Vesely Sara K, Perdue Jedidiah J, Rizvi Mujahid A, Terrell Deirdra R, George James N
University of Oklahoma Health Sciences Center, Oklahoma City, Oklahoma 73190, USA.
Ann Intern Med. 2004 Jan 20;140(2):112-20. doi: 10.7326/0003-4819-140-3-200402030-00012.
Treatment of chronic refractory idiopathic thrombocytopenic purpura is a dilemma because many patients have minimal symptoms, response to treatment is uncertain, and treatments may have serious adverse effects.
To determine the effectiveness of treatments for adult patients with idiopathic thrombocytopenic purpura who have not responded to splenectomy.
English-language reports from 1966 through 2003 that were retrieved from MEDLINE and Reference Update and bibliographies of retrieved articles.
Articles reporting 5 or more total patients were reviewed to select eligible patients. Patients were eligible for inclusion if they were more than 16 years of age, had idiopathic thrombocytopenic purpura for more than 3 months, had a previous splenectomy, and had a platelet count less than 50 x 10(9) cells/L.
Patients were assessed for platelet count response, bleeding complications, duration of follow-up, and death. Complete remission was defined as a normal platelet count with no treatment for more than 3 months and for the duration of follow-up.
90 articles with 656 patients treated with 22 therapies met selection criteria. Azathioprine, cyclophosphamide, and rituximab had the most reported complete responses, but they were reported in only 41 to 109 patients. Reported complete response rates ranged from 17% to 27%, but 36% to 42% of patients had no response with these 3 treatments. Most reports described only platelet count responses; bleeding outcomes were reported in only 63 patients (10%). Only 111 (17%) of the 656 eligible patients had pretreatment platelet counts of less than 10 x 10(9) cells/L. No treatment method was reported in more than 20 patients.

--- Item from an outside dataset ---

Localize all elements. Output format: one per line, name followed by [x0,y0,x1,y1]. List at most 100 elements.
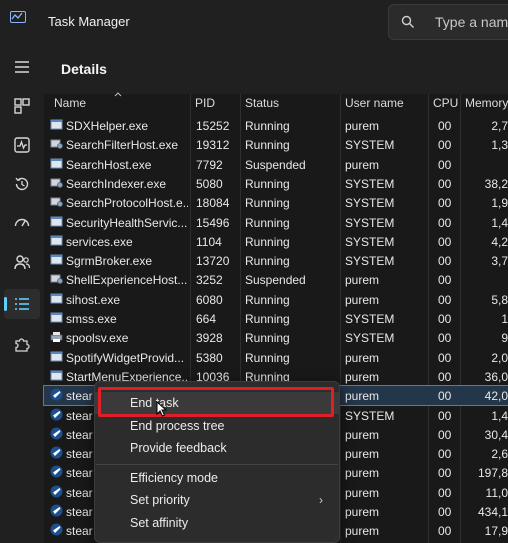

Evidence for the effectiveness of any treatment for patients with idiopathic thrombocytopenic purpura and persistent severe thrombocytopenia after splenectomy is minimal. Potentially effective treatments must be evaluated by randomized, controlled trials to determine both benefit and safety.
慢性难治性特发性血小板减少性紫癜的治疗是一个难题,因为许多患者症状轻微,治疗反应不确定,且治疗可能有严重不良反应。
确定对脾切除无反应的成年特发性血小板减少性紫癜患者的治疗效果。
1966年至2003年的英文报告,从MEDLINE、Reference Update及检索文章的参考文献中获取。
对报告患者总数达5例或更多的文章进行审查以选择符合条件的患者。符合纳入标准的患者需年龄超过16岁,患有特发性血小板减少性紫癜超过3个月,曾接受脾切除术,且血小板计数低于50×10⁹/L。
评估患者的血小板计数反应、出血并发症、随访时间及死亡情况。完全缓解定义为血小板计数正常且在超过3个月及随访期间无需治疗。
90篇文章涉及656例接受22种治疗的患者,符合选择标准。硫唑嘌呤、环磷酰胺和利妥昔单抗报告的完全缓解病例最多,但仅见于41至109例患者。报告的完全缓解率为17%至27%,但这3种治疗中有36%至42%的患者无反应。大多数报告仅描述了血小板计数反应;仅63例患者(10%)报告了出血结局。656例符合条件的患者中只有111例(17%)预处理血小板计数低于10×10⁹/L。没有一种治疗方法在超过20例患者中得到报告。
对于脾切除术后仍持续严重血小板减少的特发性血小板减少性紫癜患者,任何治疗方法有效性的证据都很少。必须通过随机对照试验评估潜在有效的治疗方法,以确定其益处和安全性。